Chromosomes, scaffolds and contigs

Genome assemblies are hierarchical. The shortest assembly components are contigs, which are sequences taken from individuals. Contigs are assembled into longer scaffolds, and scaffolds are assembled into chromosomes if there is sufficient mapping information. Many genome assemblies have only been assembled to the scaffold level.

Scaffolds are classified in three ways:

  • Placed scaffolds: the scaffolds have been placed within a chromosome.
  • Unlocalised scaffolds: although the chromosome within which the scaffold occurs is known, the scaffold's position or orientation is not known.
  • Unplaced scaffolds: it is not known which chromosome the scaffold belongs to.

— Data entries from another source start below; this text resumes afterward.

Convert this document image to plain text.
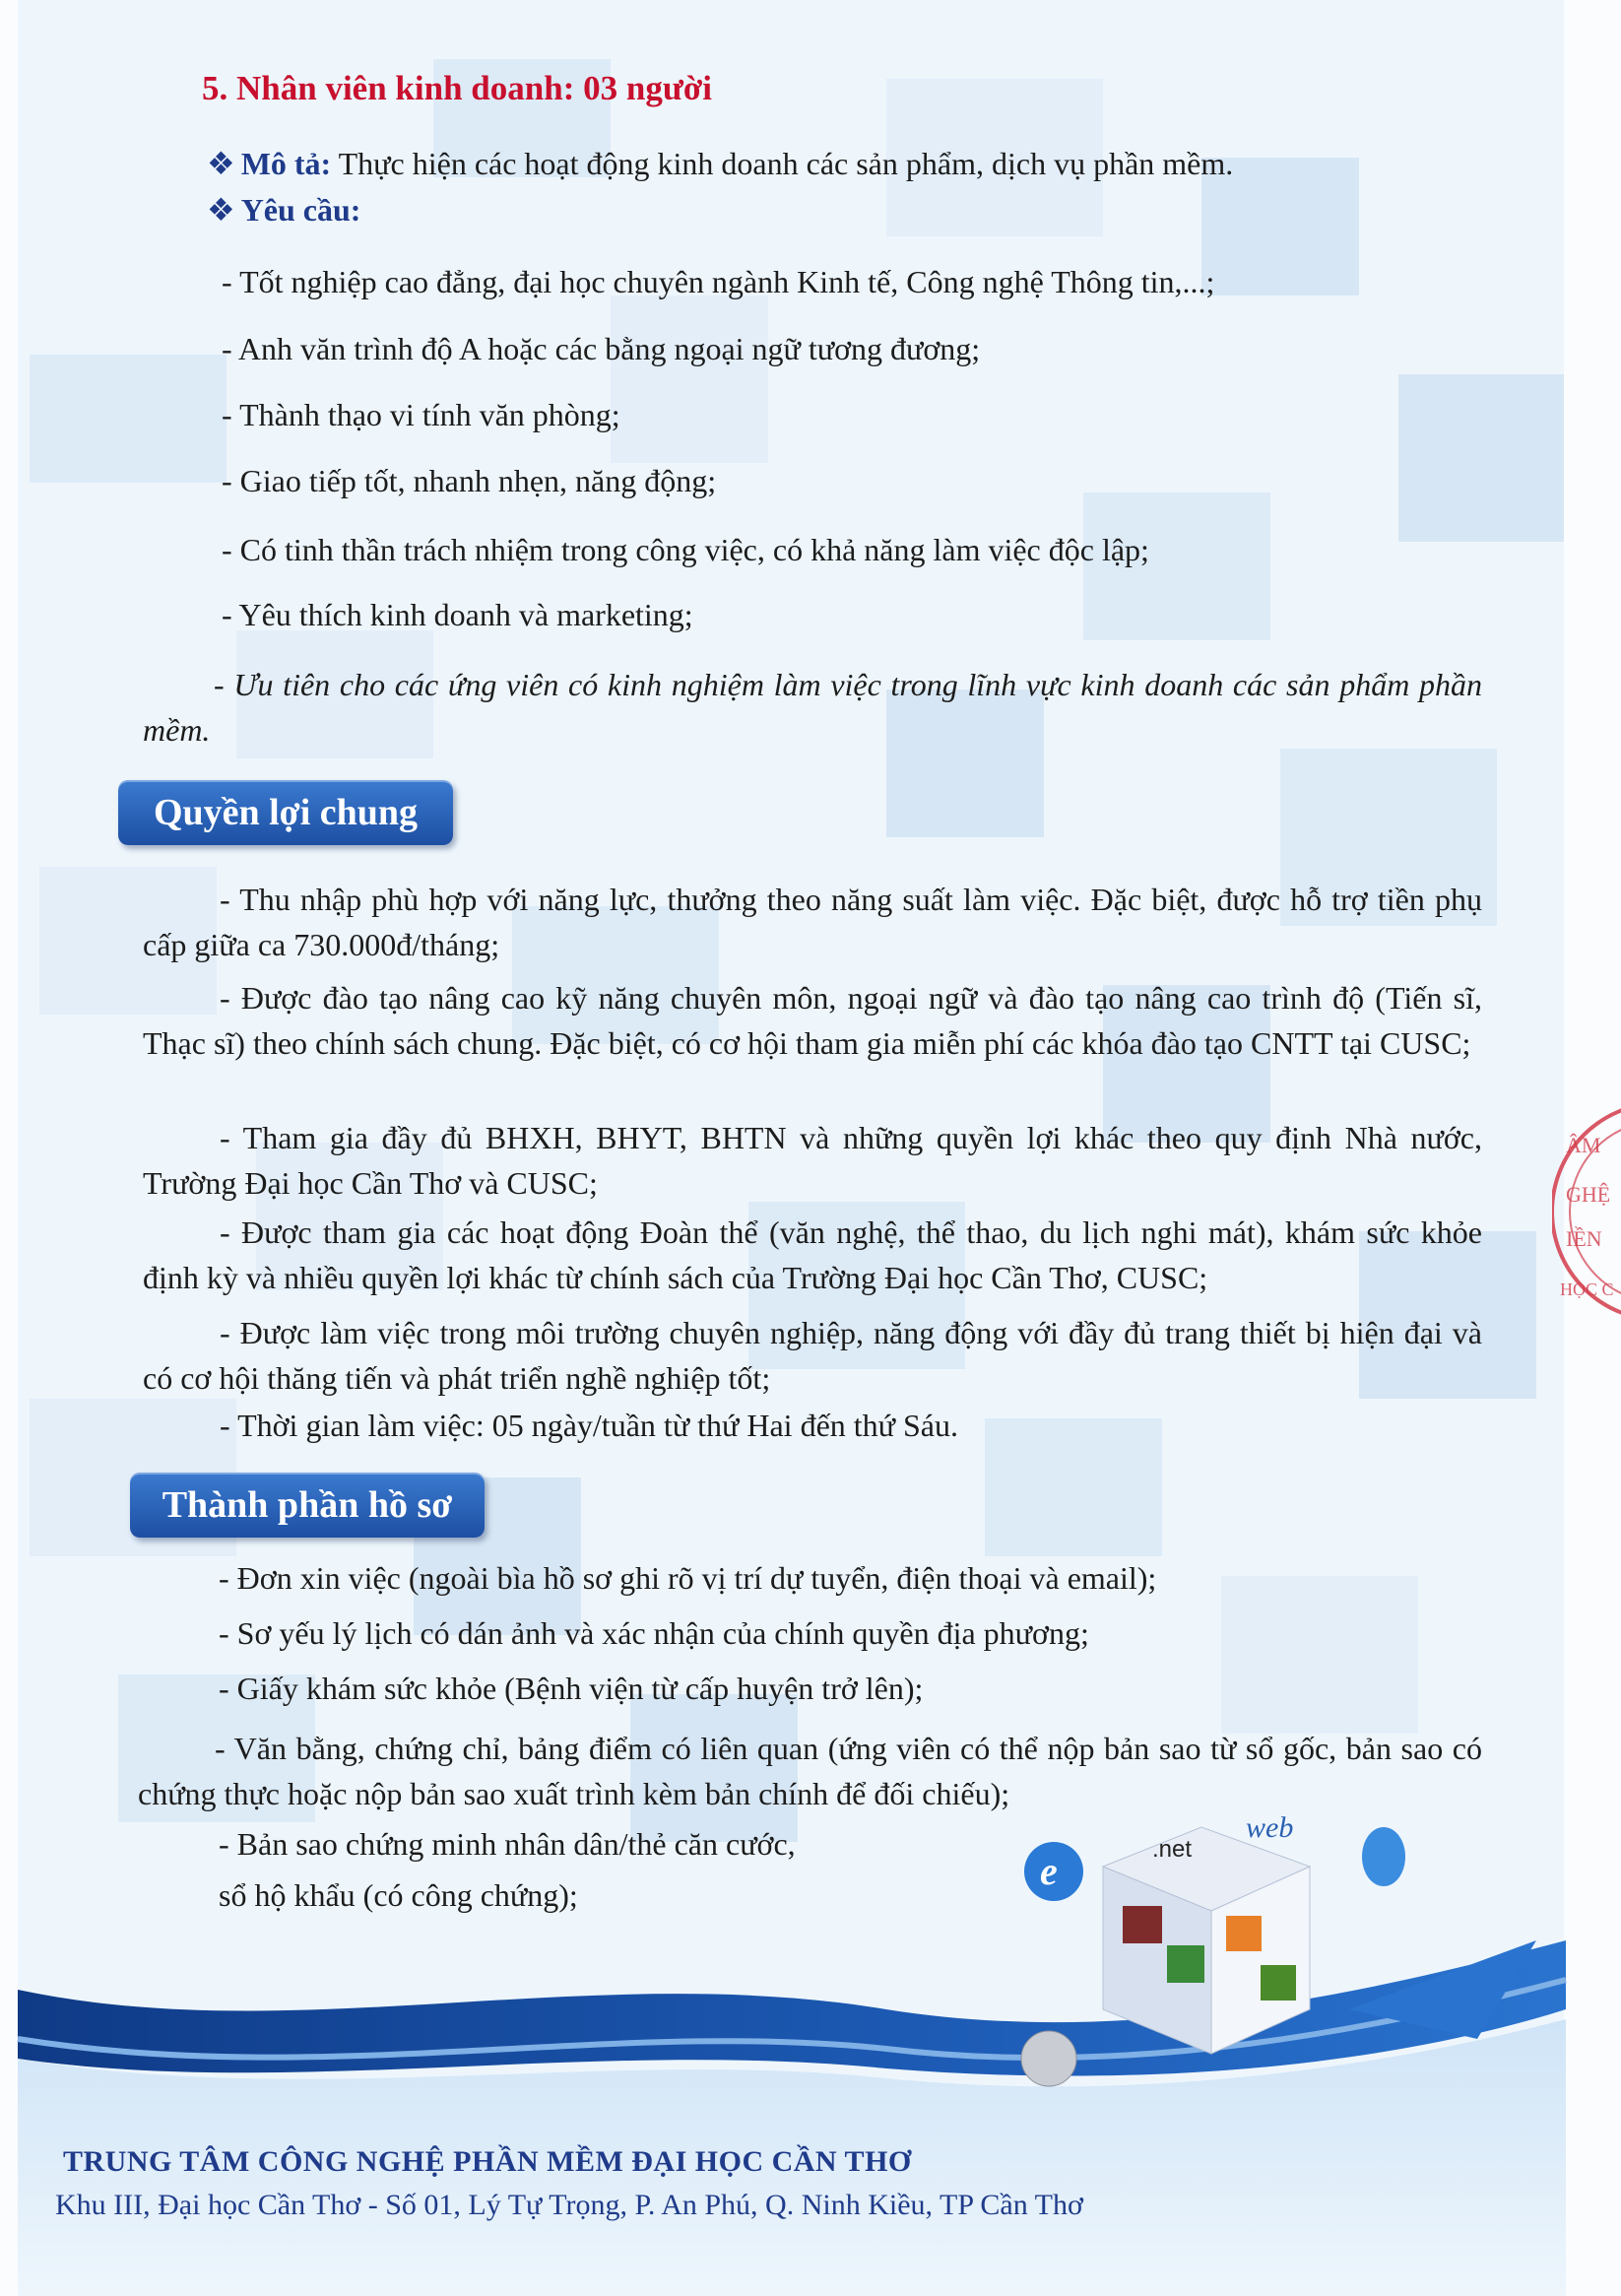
.net
web
e
ÂM
GHỆ
IỀN
HỌC C
5. Nhân viên kinh doanh: 03 người
❖ Mô tả: Thực hiện các hoạt động kinh doanh các sản phẩm, dịch vụ phần mềm.
❖ Yêu cầu:
- Tốt nghiệp cao đẳng, đại học chuyên ngành Kinh tế, Công nghệ Thông tin,...;
- Anh văn trình độ A hoặc các bằng ngoại ngữ tương đương;
- Thành thạo vi tính văn phòng;
- Giao tiếp tốt, nhanh nhẹn, năng động;
- Có tinh thần trách nhiệm trong công việc, có khả năng làm việc độc lập;
- Yêu thích kinh doanh và marketing;
- Ưu tiên cho các ứng viên có kinh nghiệm làm việc trong lĩnh vực kinh doanh các sản phẩm phần mềm.
Quyền lợi chung
- Thu nhập phù hợp với năng lực, thưởng theo năng suất làm việc. Đặc biệt, được hỗ trợ tiền phụ cấp giữa ca 730.000đ/tháng;
- Được đào tạo nâng cao kỹ năng chuyên môn, ngoại ngữ và đào tạo nâng cao trình độ (Tiến sĩ, Thạc sĩ) theo chính sách chung. Đặc biệt, có cơ hội tham gia miễn phí các khóa đào tạo CNTT tại CUSC;
- Tham gia đầy đủ BHXH, BHYT, BHTN và những quyền lợi khác theo quy định Nhà nước, Trường Đại học Cần Thơ và CUSC;
- Được tham gia các hoạt động Đoàn thể (văn nghệ, thể thao, du lịch nghi mát), khám sức khỏe định kỳ và nhiều quyền lợi khác từ chính sách của Trường Đại học Cần Thơ, CUSC;
- Được làm việc trong môi trường chuyên nghiệp, năng động với đầy đủ trang thiết bị hiện đại và có cơ hội thăng tiến và phát triển nghề nghiệp tốt;
- Thời gian làm việc: 05 ngày/tuần từ thứ Hai đến thứ Sáu.
Thành phần hồ sơ
- Đơn xin việc (ngoài bìa hồ sơ ghi rõ vị trí dự tuyển, điện thoại và email);
- Sơ yếu lý lịch có dán ảnh và xác nhận của chính quyền địa phương;
- Giấy khám sức khỏe (Bệnh viện từ cấp huyện trở lên);
- Văn bằng, chứng chỉ, bảng điểm có liên quan (ứng viên có thể nộp bản sao từ sổ gốc, bản sao có chứng thực hoặc nộp bản sao xuất trình kèm bản chính để đối chiếu);
- Bản sao chứng minh nhân dân/thẻ căn cước,
sổ hộ khẩu (có công chứng);
TRUNG TÂM CÔNG NGHỆ PHẦN MỀM ĐẠI HỌC CẦN THƠ
Khu III, Đại học Cần Thơ - Số 01, Lý Tự Trọng, P. An Phú, Q. Ninh Kiều, TP Cần Thơ
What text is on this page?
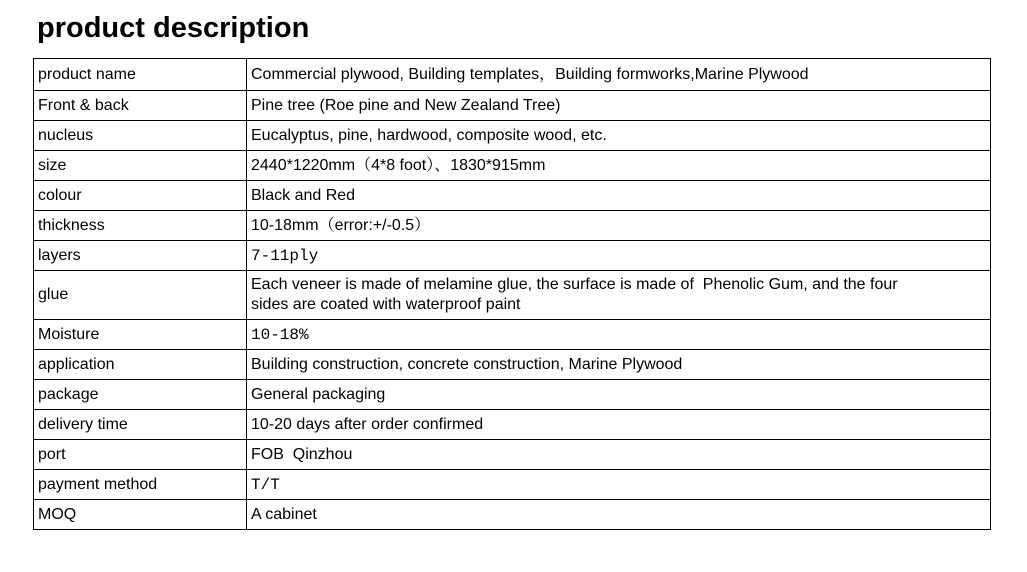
product description
product name	Commercial plywood, Building templates，Building formworks,Marine Plywood
Front & back	Pine tree (Roe pine and New Zealand Tree)
nucleus	Eucalyptus, pine, hardwood, composite wood, etc.
size	2440*1220mm（4*8 foot）、1830*915mm
colour	Black and Red
thickness	10-18mm（error:+/-0.5）
layers	7-11ply
glue	Each veneer is made of melamine glue, the surface is made of  Phenolic Gum, and the four sides are coated with waterproof paint
Moisture	10-18%
application	Building construction, concrete construction, Marine Plywood
package	General packaging
delivery time	10-20 days after order confirmed
port	FOB  Qinzhou
payment method	T/T
MOQ	A cabinet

The relationship between contigs, scaffolds and chromosomes is defined in AGP files. These files describe how assembled sequences (eg chromosomes) are compiled from their components (eg scaffolds). In Ensembl, we import contig-level DNA sequence into our core databases. We also import the AGP files for contig-to-scaffold, contig-to-chromosome, and scaffold-to-chromosome mappings. This allows us to generate scaffold and chromosome sequence on the fly by stitching the contigs sequences together as specified by the AGP files.

Toplevel

For each genome assembly, we define the set of toplevel sequences. These are sequence regions in the genome assembly that are not a component of another sequence region. For example, when a genome is assembled into chromosomes, toplevel sequences will be chromosomes and any unlocalised or unplaced scaffolds. If a genome has only been assembled into scaffolds, then toplevel sequences are the full set of unlocalised and unplaced scaffolds.